Prior to Dobbs, litigation involving abortion revolved around the balancing of the right to privacy under Roe and the government’s countervailing interests in fetal life. This kind of balancing occurs all the time in constitutional law. A First Amendment right to freedom of speech and religion arguably protects the promulgation of abusive sexual imagery involving children as a protected form of expression. But courts and legislatures have recognized that such “speech” is outweighed by the government’s interest in protecting against the public dangers that flow from pornographic abuse of children. Likewise, Casey set up an “undue burden” metric to test the impact of a restrictive abortion law (say, spousal consent or hospital admitting privileges for providers) against the woman’s right. If Roe is outright overturned, the scale becomes completely lopsided, with nothing to counterbalance the state’s purported interests in regulating reproduction involving pregnancy.

No doubt Kavanaugh was correct to suggest that, had the court not overruled precedents like Plessy v.
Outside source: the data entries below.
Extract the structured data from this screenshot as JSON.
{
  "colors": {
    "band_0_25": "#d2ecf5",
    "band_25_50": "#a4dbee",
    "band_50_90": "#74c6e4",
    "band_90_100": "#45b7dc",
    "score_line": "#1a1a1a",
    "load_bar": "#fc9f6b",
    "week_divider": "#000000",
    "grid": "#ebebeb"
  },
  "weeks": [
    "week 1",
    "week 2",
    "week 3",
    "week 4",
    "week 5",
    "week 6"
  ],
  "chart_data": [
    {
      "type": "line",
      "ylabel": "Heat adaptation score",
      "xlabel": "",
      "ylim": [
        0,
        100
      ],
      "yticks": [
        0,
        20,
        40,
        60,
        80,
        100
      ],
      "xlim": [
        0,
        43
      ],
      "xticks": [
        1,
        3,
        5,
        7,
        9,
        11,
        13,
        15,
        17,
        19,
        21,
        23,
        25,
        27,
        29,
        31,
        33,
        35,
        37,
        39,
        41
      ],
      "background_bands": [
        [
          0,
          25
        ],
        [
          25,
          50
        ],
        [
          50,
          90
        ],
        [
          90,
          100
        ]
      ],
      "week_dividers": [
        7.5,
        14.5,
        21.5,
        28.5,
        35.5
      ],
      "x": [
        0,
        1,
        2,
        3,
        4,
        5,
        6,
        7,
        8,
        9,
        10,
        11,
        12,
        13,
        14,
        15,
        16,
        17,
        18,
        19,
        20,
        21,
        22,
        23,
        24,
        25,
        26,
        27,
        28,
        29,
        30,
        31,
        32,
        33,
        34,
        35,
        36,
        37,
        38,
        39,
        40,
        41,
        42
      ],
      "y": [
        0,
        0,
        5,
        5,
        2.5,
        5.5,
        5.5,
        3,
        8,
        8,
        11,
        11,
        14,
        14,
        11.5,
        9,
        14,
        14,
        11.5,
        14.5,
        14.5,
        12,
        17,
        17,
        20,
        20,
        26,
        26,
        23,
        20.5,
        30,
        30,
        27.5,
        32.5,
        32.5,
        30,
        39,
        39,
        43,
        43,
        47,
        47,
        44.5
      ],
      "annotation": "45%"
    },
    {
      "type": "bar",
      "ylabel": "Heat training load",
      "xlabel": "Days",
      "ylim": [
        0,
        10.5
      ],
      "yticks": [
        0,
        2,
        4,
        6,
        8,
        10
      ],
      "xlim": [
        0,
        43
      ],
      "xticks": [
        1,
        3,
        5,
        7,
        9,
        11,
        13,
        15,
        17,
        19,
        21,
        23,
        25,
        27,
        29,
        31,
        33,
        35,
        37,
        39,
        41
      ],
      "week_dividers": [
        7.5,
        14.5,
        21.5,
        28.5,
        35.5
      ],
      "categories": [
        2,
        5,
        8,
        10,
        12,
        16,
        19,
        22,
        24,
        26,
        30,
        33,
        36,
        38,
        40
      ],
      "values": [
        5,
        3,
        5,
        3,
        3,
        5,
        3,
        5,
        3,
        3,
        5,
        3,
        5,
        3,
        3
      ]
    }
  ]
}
Ferguson, which for its part blessed racially “separate but equal” facilities, “the country would be a much different place.” If he and four other justices join together to overrule Roe come June 2022, this country will indeed look vastly different when it comes to the individual constitutional rights of women against government intrusion. And that movement would be backward rather than forward, a rejection of a hallmark of America’s constitutional jurisprudence and its societal strength.